Conjugated Cycle Selection
The valence bond model ("VB model") remains widely used in chemistry, and serves as the basis for most molecular representation schemes in cheminformatics. Useful though it may be, the VB model carries some important liabilities. One relates to electron delocalization of the type found in benzene and its analogs. Here, the VB model's exclusive focus on two-atom bonding leads to asymmetry artifacts. This in turn leads to problems in certain applications, most notably canonicalization. Ideally, it would be possible to correct these artifacts using minimal intervention. This article describes one approach.
Delocalization-Induced Molecular Equality
The VB model considers bonding to be a local phenomenon that occurs between two atoms only. This approximation works for many structures across many applications, but it does have one spectacular failure mode. Molecules such as benzene exhibit multi-atom bonding. The VB model can be used to represent benzene and its derivatives, but only by freezing electron density between two atoms at a time. The result is often referred to as a "resonance structure."

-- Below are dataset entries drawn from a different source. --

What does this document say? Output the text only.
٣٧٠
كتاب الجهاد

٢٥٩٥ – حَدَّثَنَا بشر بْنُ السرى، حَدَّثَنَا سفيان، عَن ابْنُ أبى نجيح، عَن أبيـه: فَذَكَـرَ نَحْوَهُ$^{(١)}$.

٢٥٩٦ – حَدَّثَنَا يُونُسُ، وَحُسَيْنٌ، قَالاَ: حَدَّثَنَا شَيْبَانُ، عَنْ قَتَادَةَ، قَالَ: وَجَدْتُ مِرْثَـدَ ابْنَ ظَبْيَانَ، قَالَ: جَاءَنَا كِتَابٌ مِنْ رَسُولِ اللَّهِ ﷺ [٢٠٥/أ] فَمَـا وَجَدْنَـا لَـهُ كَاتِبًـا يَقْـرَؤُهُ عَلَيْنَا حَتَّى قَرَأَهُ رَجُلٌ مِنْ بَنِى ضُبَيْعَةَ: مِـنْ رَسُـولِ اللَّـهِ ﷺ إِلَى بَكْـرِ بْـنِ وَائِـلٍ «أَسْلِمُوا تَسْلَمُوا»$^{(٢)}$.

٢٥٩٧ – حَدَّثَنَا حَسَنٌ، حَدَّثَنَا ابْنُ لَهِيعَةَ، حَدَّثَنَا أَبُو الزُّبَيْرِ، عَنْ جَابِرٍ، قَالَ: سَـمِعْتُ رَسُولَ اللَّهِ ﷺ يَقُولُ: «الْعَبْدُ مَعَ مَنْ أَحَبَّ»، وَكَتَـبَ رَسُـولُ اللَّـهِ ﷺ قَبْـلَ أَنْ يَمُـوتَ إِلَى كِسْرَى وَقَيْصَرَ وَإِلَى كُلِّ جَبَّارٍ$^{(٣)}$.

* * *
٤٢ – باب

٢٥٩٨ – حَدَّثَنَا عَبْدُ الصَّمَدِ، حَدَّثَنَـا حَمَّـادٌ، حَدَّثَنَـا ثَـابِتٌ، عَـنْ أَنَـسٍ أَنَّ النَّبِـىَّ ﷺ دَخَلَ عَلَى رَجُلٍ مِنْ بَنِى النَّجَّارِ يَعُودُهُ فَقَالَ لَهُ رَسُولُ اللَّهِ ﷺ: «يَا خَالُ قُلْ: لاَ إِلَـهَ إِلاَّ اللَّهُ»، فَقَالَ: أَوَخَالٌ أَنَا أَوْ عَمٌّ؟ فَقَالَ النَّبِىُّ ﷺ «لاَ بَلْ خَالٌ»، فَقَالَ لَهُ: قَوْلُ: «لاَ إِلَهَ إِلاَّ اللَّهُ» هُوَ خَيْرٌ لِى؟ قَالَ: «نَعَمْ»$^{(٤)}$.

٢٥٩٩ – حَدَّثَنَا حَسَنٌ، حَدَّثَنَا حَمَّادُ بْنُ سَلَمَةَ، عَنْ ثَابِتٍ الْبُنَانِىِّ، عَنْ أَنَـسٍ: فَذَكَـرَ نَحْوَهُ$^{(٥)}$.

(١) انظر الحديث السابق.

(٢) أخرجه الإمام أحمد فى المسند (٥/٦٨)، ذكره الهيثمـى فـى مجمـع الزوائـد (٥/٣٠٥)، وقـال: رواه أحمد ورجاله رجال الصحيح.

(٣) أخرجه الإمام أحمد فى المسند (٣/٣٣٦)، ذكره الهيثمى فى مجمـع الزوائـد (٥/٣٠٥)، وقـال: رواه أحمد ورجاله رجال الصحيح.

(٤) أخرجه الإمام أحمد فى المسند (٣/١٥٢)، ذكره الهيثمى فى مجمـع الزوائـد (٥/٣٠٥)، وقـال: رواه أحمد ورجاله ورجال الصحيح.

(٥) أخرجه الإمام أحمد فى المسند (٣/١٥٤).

In many contexts, this structural mis-specification can be ignored. For example, the exact molecular weight and total particle count of benzene and its derivatives can be computed from VB-based representations with high accuracy and precision. Other descriptors such as molecular formula can likewise be computed.
But in some applications, the artifactual asymmetry caused by the VB model leads to unacceptable errors. Canonicalization is a case in point. Consider the canonicalization of 1,2-difluorobenzene (below). Two distinct, yet equivalent, VB structures can be constructed. Canonicalization of VB-based representations demands either the exclusive use of one representation, or a method to suppress asymmetry artifacts.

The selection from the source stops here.